The Tories are waiting in the wings, and every part of public life is beginning to wake up to what might be a new reality. Culture is no different.

In recent months, debate on cultural policy has focused on how the money is spent, with (and I paraphrase somewhat here) artists and cultural practitioners and their cheerleaders in the arts pages of the press (Charlotte Higgins being the latest) complaining that the cultural bureaucracy is somehow bringing arts and culture in this country to a nadir.

The opposite is in fact the case. Public spending on arts and culture has skyrocketed over the last decade. The Government has - quite rightly, in my view - put an emphasis on this money being spent efficiently and in delivering public good. This has led to the wholly exaggerated debate over "targets" and the self-defeating and meaningless debate over "intrinsic" versus "instrumental" value. It is the bureaucracy that secures efficiency and that public good against which the artists, critics and now ministers are turning their fire.
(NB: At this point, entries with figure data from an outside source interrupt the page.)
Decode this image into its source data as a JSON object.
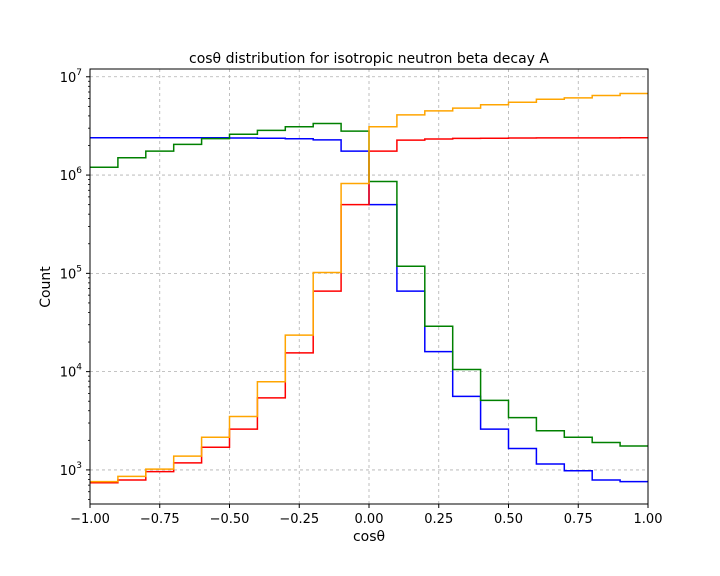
{
  "chart_data": {
    "type": "histogram-step",
    "title": "cosθ distribution for isotropic neutron beta decay A",
    "xlabel": "cosθ",
    "ylabel": "Count",
    "xlim": [
      -1.0,
      1.0
    ],
    "ylim": [
      450,
      12000000
    ],
    "yscale": "log",
    "grid": true,
    "bin_edges": [
      -1.0,
      -0.9,
      -0.8,
      -0.7,
      -0.6,
      -0.5,
      -0.4,
      -0.3,
      -0.2,
      -0.1,
      0.0,
      0.1,
      0.2,
      0.3,
      0.4,
      0.5,
      0.6,
      0.7,
      0.8,
      0.9,
      1.0
    ],
    "x_ticks": [
      {
        "value": -1.0,
        "label": "−1.00"
      },
      {
        "value": -0.75,
        "label": "−0.75"
      },
      {
        "value": -0.5,
        "label": "−0.50"
      },
      {
        "value": -0.25,
        "label": "−0.25"
      },
      {
        "value": 0.0,
        "label": "0.00"
      },
      {
        "value": 0.25,
        "label": "0.25"
      },
      {
        "value": 0.5,
        "label": "0.50"
      },
      {
        "value": 0.75,
        "label": "0.75"
      },
      {
        "value": 1.0,
        "label": "1.00"
      }
    ],
    "y_ticks": [
      {
        "value": 1000,
        "base": "10",
        "exp": "3"
      },
      {
        "value": 10000,
        "base": "10",
        "exp": "4"
      },
      {
        "value": 100000,
        "base": "10",
        "exp": "5"
      },
      {
        "value": 1000000,
        "base": "10",
        "exp": "6"
      },
      {
        "value": 10000000,
        "base": "10",
        "exp": "7"
      }
    ],
    "series": [
      {
        "color": "#0000ff",
        "values": [
          2400000,
          2400000,
          2400000,
          2400000,
          2400000,
          2380000,
          2370000,
          2340000,
          2280000,
          1750000,
          500000,
          66000,
          16000,
          5600,
          2600,
          1650,
          1150,
          980,
          790,
          760
        ]
      },
      {
        "color": "#ff0000",
        "values": [
          740,
          790,
          960,
          1180,
          1700,
          2600,
          5400,
          15500,
          66000,
          500000,
          1750000,
          2270000,
          2330000,
          2360000,
          2370000,
          2380000,
          2390000,
          2390000,
          2390000,
          2400000
        ]
      },
      {
        "color": "#008000",
        "values": [
          1200000,
          1500000,
          1750000,
          2050000,
          2350000,
          2600000,
          2850000,
          3100000,
          3350000,
          2800000,
          860000,
          118000,
          29000,
          10500,
          5100,
          3400,
          2500,
          2150,
          1900,
          1750
        ]
      },
      {
        "color": "#ffa500",
        "values": [
          760,
          860,
          1020,
          1380,
          2150,
          3500,
          7900,
          23500,
          102000,
          820000,
          3100000,
          4100000,
          4500000,
          4800000,
          5200000,
          5500000,
          5900000,
          6100000,
          6450000,
          6750000
        ]
      }
    ]
  }
}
Dominic Cooke points out that even if the Tories don't turn out to be vicious cutters the slowing economy means that arts and culture cannot expect to receive the largess that they have come to expect, and whichever Government we have they are damn well going to want to see a return on their investment.

Artists should be careful about attacking the Arts Council and other cultural agencies - you might just get what you wish for.

Burchill versus Monbiot

I'm not really a fan of the Today programme. Too much heat, not enough light. Burchill versus Monbiot this morning was a case in point. Take one controversialist self-publicist and one self-righteous humourless green, add a healthy dose of class prejudice and stand back.
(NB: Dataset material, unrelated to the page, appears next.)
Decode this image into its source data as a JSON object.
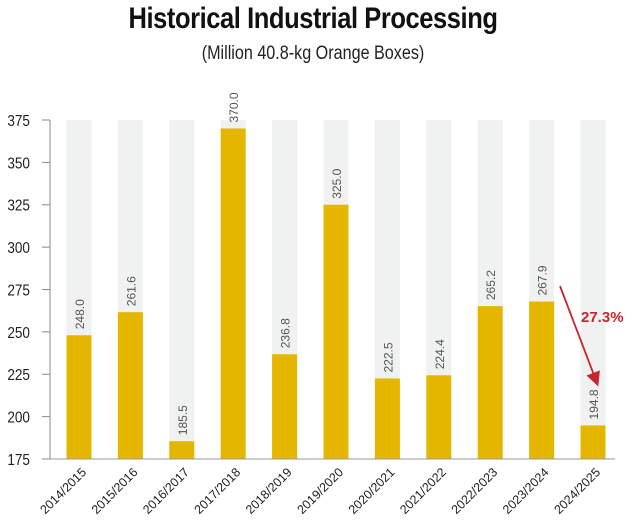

I've always found Julie Burchill a bit tiresome, and it worries me that the older she gets, the more Bristolian she sounds, despite having left the place decades ago. Does this fate await every exile? Are my declining years to be spent sounding more and more like a member of the Wurzels?

Monbiot, meanwhile, is someone I can claim to have had a minor run in with. Many years ago I invited him to come and speak to a student society. He sounded faintly bored with both me and my request, and dismissively palmed me off on an acquaintance of his, who is nowadays given over to propagating the wildest of fantasies.

So it was mildly diverting to hear these two thrash around the thesis that greenies are posh and preachy. Most commentators seem to think that George won, and he was so enraged he immediately went home and penned a piece for the Guardian.

The sad thing is that George went a very long way to proving Julie right. On the issue of the environment, he's of course absolutely correct, but he's so desperate to be seen to be absolutely correct that he's found himself arguing with someone who is adopting a controversial position for the sake of a controversial position.

In tilting at this particular windmill George was wasting his time (and the BBC was wasting mine, but that's another story) but you got the sense that if someone, anyone, is going to disagree with him, then he isn't going to let it go.

And, sadly, in doing so, he gave credence to Burchill's contention that greens are just posh people who like bossing their inferiors around.